Uno dei timori più grandi è che i cristiani comincino a lasciare l'Anatolia. Il terremoto che ha colpito la Turchia lo scorso febbraio ha colpito in modo particolarmente duro questa regione transcontinentale del Paese, situata tra l'Asia occidentale e l'Europa, al punto che anche la semplice rimozione delle molte tonnellate di macerie dei numerosi edifici crollati sembra un lavoro immane, senza possibilità di successo.
Inoltre, non bisogna dimenticare che alcune zone sono ancora isolate, non hanno più gas né internet. Ecco allora che agli occhi di monsignor Paolo Bizzeti, vicario apostolico dell'Anatolia, si materializza l'incubo peggiore: "Se non riusciamo ad aiutare i cristiani locali che hanno perso tutto a rimanere, ci sarà un grande impoverimento della presenza. E questo sarà un impoverimento per tutti, perché la nostra provincia di Hatay è un esempio encomiabile di convivenza, anche tra religioni".
È nell'interesse di tutti, dice il vescovo, che "continui ad esserci una presenza cristiana ad Antiochia, che dopo Gerusalemme è la città più importante per il cristianesimo".
Quanti cristiani ci sono oggi in Anatolia?
-I cristiani locali sono circa 1.000, a cui vanno aggiunti 3 o 4.000 rifugiati cristiani: iracheni, siriani, afghani, iraniani, africani.

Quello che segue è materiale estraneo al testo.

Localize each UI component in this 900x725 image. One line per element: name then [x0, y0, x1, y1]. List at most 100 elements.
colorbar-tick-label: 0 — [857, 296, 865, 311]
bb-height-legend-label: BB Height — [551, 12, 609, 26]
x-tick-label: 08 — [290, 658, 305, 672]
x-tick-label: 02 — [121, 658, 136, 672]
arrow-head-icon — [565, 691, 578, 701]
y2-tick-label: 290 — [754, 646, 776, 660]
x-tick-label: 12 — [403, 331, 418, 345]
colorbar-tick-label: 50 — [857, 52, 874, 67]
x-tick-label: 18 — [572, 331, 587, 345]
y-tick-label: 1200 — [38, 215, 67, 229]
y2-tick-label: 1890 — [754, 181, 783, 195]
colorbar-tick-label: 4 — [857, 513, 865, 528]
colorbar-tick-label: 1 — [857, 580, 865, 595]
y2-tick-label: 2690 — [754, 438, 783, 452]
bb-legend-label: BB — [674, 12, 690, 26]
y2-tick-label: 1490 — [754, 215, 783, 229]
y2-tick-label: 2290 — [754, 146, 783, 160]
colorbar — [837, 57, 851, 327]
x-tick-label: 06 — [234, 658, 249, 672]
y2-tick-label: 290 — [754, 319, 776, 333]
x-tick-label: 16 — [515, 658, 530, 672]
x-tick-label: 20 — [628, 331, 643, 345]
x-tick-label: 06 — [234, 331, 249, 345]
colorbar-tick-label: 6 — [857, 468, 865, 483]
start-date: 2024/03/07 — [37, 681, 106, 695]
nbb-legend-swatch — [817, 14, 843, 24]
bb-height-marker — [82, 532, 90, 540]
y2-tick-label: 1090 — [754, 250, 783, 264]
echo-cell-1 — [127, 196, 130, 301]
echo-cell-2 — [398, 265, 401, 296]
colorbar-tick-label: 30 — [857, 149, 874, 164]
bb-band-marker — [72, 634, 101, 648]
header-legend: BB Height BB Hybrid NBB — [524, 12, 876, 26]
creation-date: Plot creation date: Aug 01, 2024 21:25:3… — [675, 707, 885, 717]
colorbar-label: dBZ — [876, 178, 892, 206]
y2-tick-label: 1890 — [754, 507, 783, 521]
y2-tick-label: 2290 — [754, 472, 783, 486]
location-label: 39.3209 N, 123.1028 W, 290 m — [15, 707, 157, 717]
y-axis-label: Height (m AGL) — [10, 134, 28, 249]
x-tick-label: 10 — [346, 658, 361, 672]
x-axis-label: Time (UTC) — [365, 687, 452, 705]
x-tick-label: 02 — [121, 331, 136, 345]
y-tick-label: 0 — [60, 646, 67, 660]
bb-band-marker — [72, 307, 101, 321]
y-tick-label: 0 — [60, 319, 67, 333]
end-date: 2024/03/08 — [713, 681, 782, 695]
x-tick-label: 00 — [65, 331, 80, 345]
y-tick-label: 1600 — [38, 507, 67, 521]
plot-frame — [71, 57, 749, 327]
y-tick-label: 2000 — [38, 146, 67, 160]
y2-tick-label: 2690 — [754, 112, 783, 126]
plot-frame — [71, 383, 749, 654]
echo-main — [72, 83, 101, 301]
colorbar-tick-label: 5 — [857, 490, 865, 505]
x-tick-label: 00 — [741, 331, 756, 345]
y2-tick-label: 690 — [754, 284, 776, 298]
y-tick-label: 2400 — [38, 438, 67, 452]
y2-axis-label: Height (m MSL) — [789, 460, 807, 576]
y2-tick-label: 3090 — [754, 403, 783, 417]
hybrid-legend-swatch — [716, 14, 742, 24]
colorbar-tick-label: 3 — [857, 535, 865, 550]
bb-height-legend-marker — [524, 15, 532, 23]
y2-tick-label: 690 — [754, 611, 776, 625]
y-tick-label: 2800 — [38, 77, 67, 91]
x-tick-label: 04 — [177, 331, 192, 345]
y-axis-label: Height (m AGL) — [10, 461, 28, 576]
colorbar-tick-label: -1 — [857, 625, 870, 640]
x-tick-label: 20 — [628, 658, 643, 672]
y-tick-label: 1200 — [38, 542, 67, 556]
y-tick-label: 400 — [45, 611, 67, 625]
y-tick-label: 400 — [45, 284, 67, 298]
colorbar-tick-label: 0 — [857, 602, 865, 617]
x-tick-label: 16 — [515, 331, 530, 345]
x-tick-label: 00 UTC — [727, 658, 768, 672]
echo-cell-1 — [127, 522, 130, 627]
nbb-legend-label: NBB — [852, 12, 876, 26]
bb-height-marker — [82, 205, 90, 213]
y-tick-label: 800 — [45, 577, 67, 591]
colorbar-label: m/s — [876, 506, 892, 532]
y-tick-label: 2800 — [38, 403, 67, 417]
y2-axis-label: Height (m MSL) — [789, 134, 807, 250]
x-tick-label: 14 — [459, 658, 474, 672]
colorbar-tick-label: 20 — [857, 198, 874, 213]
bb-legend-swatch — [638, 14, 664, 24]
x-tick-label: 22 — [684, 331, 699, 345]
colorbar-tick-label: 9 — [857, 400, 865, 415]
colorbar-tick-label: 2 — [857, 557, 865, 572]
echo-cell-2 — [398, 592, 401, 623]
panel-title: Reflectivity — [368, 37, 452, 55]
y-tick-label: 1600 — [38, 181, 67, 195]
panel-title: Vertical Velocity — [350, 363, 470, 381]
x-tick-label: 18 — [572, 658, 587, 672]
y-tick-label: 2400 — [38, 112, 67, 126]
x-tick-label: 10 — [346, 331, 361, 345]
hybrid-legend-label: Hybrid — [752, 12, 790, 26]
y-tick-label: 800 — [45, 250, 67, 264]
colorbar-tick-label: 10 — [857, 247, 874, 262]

In tutta la Turchia ci sono tre diocesi latine, con molte migliaia di fedeli, e Chiese sorelle come quella armena, siriaca e caldea. In totale, i cristiani rappresentano lo 0,2% dell'intera popolazione del Paese.
Qual è la situazione dopo il terremoto?
-La vita sta lentamente tornando alla normalità nella città di Iskenderun, nella provincia di Hatay, dove mi trovo, ma ci sono grandi emergenze da risolvere. La rimozione dei detriti è iniziata, ma resta un lavoro molto difficile. Qualche giorno fa, una tempesta in mare ha addirittura complicato il lavoro dei soccorritori. La situazione rimane particolarmente grave ad Antiochia, dove le scosse di terremoto sono state più devastanti e dove non è chiaro da dove possa iniziare la ricostruzione. Di conseguenza, molte persone sono partite e altre partiranno presto.
Di cosa hanno bisogno i sopravvissuti?
-Innanzitutto cibo e medicine. Ma ci sono anche bisogni psicologici: sostegno per affrontare il lutto e capire come riprendersi dopo una simile tragedia. Se vogliamo che le persone rimangano, dobbiamo dare loro una speranza realistica.
Le strutture della chiesa sono state danneggiate dal terremoto?
-La cattedrale di Iskenderun è crollata completamente e dovrà essere ricostruita, ma anche la chiesa di Antiochia, con l'annesso ostello che ospitava i pellegrini diretti a Gerusalemme, è stata colpita. Tuttavia, la cosa più importante per noi ora sono le "pietre vive", cioè i nostri cristiani locali. Dobbiamo cercare di evitare che se ne vadano in cerca di una situazione migliore.
E come può la Chiesa aiutare?
-Negli ultimi mesi abbiamo distribuito circa 20.000 pasti caldi, 1.500 pacchi di beni di prima necessità, 16.000 coperte, 3.000 paia di scarpe e persino 16.000 pannolini per bambini. E non è tutto. Abbiamo anche contribuito finanziariamente donando 180.000 lire turche. A Iskenderun abbiamo anche istituito piccole classi scolastiche per aiutare i bambini a studiare nonostante tutto.